Cuando cualquiera se imagina una consulta de una médica creo que ubica ciertas cosas siempre en la misma disposición. Venga, imagina una consulta. No sé si estarás viendo por allí un fonendoscopio, no sé si la camilla está a la derecha o a la izquierda, no sé dónde has colocado los libros que siempre tenemos para consultar ni dónde metiste la impresora. Pero lo que sí sé es que has colocado una mesa y la has puesto bien centrada posiblemente, a un lado has colocado al médico en su silla, frente al ordenador y en el otro lado has puesto una silla para el paciente o te has sentado tú.
La silla es más importante que el fonendoscopio tanto para ti como para mi, sentarse a hablar y a escuchar es la parte que nos corresponde a ti y a mi en casi cualquier consulta. La mesa, sin embargo... Sirve de apoyo a ese ordenador que tanto nos absorbe exigiendo registrar todo lo que hacemos, sirve para marcar una distancia algunas veces necesaria, nos ubica en la consulta. Pero a veces, cuando el vínculo ha ganado fuerza, la mesa nos separa impertinente. Por eso hay quien la coloca a un lado en su consulta, o incluso tras de sí, porque cuando tú y yo hablamos de verdad, no necesitamos la mesa.
Tanto es así que estos días, en varias consultas, la he perdido, ha desaparecido. Cuando entra un paciente a decirme que está pasando el duelo por un familiar agradecido por mi humilde acompañamiento en sus últimos días... no hay mesa, yo me levanto y me acerco para hablar de un tema que rebosa cercanía. Cuando un niño pequeño viene temblando, pensando en que la médico tiene el poder de molestarle mucho en su exploración, la mesa se aparta para que yo pueda jugar unos minutos con ese pequeñín que manosea el otoscopio y el fonendoscopio ahora ya inofensivos.
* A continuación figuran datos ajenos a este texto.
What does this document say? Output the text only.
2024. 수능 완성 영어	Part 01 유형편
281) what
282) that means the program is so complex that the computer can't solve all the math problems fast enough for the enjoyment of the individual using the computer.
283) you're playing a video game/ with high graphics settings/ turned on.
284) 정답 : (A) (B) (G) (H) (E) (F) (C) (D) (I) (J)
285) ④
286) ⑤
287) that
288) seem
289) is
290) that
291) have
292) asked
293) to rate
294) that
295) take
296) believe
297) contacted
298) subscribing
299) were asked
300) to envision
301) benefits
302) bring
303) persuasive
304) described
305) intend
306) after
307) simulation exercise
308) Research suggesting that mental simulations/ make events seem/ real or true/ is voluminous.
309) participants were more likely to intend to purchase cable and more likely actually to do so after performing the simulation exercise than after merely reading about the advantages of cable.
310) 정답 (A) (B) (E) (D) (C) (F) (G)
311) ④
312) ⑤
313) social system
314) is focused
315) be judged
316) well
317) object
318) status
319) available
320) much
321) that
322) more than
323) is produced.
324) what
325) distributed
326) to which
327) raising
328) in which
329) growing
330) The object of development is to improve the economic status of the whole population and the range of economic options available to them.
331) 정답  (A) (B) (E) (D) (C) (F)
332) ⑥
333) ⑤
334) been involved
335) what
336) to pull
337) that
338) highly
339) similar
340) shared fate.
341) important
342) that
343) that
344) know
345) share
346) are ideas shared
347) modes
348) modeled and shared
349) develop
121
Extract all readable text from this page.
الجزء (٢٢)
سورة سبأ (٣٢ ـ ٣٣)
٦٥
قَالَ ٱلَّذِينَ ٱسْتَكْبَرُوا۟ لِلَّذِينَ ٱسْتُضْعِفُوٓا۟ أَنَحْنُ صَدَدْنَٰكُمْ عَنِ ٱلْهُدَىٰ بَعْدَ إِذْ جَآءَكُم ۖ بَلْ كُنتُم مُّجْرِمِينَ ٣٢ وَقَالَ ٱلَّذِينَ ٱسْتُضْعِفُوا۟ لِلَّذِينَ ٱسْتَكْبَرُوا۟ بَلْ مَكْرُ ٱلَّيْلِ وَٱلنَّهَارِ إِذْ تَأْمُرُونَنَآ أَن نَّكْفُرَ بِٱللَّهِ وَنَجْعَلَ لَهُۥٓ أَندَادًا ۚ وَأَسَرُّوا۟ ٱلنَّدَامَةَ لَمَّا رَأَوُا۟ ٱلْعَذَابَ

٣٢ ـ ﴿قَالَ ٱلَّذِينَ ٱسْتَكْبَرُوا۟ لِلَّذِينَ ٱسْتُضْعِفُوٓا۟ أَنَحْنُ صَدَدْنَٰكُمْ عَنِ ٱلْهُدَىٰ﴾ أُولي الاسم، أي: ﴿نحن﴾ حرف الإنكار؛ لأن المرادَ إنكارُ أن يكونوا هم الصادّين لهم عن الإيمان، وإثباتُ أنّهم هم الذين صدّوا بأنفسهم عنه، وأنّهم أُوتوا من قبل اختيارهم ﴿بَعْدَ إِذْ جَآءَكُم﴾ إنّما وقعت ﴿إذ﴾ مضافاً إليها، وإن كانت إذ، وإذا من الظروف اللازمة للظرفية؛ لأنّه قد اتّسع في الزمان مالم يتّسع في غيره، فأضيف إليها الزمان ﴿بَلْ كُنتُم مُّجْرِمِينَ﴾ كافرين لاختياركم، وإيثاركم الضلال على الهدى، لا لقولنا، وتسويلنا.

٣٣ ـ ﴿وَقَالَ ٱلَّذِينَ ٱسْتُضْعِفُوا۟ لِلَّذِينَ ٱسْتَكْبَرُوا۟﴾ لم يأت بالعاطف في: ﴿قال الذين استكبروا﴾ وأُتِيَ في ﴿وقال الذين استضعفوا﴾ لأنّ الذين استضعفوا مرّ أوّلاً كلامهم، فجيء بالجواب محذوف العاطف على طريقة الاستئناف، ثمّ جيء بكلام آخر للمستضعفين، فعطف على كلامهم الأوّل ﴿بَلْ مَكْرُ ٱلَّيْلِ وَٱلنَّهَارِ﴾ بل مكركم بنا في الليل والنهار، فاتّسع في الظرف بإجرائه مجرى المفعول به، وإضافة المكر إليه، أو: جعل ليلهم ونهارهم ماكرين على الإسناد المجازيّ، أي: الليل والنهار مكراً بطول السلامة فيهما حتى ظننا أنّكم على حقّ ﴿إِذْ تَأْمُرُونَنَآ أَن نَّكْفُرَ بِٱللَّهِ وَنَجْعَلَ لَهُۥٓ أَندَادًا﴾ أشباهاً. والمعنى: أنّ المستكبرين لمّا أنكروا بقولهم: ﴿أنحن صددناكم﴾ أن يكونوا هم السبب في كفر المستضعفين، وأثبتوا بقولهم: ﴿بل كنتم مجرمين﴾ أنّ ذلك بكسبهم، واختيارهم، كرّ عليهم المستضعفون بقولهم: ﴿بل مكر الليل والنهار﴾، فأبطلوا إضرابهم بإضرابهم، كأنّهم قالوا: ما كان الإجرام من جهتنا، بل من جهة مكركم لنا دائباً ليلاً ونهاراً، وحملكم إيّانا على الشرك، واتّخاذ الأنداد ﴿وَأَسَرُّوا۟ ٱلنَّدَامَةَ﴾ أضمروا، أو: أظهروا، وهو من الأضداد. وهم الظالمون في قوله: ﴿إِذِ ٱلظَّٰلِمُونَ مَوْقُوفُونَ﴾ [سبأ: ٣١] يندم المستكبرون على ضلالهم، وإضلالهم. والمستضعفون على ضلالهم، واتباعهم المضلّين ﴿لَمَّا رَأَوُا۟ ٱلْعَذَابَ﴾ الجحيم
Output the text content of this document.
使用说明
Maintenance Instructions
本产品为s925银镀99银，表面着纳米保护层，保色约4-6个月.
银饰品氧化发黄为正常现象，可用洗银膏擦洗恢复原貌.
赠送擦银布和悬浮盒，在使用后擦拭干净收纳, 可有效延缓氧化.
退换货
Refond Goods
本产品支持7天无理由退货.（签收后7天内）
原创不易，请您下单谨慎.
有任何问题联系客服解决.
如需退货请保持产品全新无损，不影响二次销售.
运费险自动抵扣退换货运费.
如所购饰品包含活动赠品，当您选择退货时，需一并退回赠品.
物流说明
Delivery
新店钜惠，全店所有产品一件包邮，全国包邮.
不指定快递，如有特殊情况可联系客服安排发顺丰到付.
Esa vez que un paciente con cáncer, uno de esos luchadores y echados para adelante, me confesó casi en un susurro que tenía miedo real de lo que pudiera pasarle, la mesa se desdibujó y nos dejó acercarnos más para escuchar en un sollozo la verdad de su enfermedad que ningún informe reflejaba. Ese rato en el que hubo que charlar largo y tendido con un joven que corrió más riesgos de los habituales y ahora sólo encuentra remordimiento y culpa, tuve que acercarme para que dejase de sentirse lejos de todos. Ese día que vino el señor que supera la noventena pero aún arregla tractores en su campo, a decir que no se encontraba bien, salté la mesa y todo se tornó en urgencia.
Ahora que tengo mucho más tiempo de consulta por paciente y que pongo mucha más atención y esmero en las entrevistas, me desaparece la mesa con mucha más frecuencia. Las consultas empiezan conmigo tras ella, pero algunas veces no sé que ocurre que sólo vuelvo a sentarme frente a mi mesa cuando el paciente ya se ha ido. Creo, que perder de vista la mesa a veces, en el caso de los médicos, no es un marcador de que seamos unos despistados. Creo que indica que, cuando es necesario y nos lo permiten, rebasamos las barreras para acercarnos a la persona que tenemos delante, le ofrecemos escucha sincera, contacto y cercanía. Los médicos de familia, somos, o deberíamos ser, médicos que sortean la mesa se acercan a sus pacientes con frecuencia. Los médicos de familia no podemos ser estáticos; el dinamismo de la consulta y de nuestra relación con los pacientes exigen que nos levantemos y contactemos con los pacientes. Perder la mesa significa acabar la consulta en una posición diferente a donde la empezamos, como escenificando la disposición de acompañar a nuestros pacientes que nos caracteriza. Somos médicos que se levantan, se mueven y a veces pierden la mesa.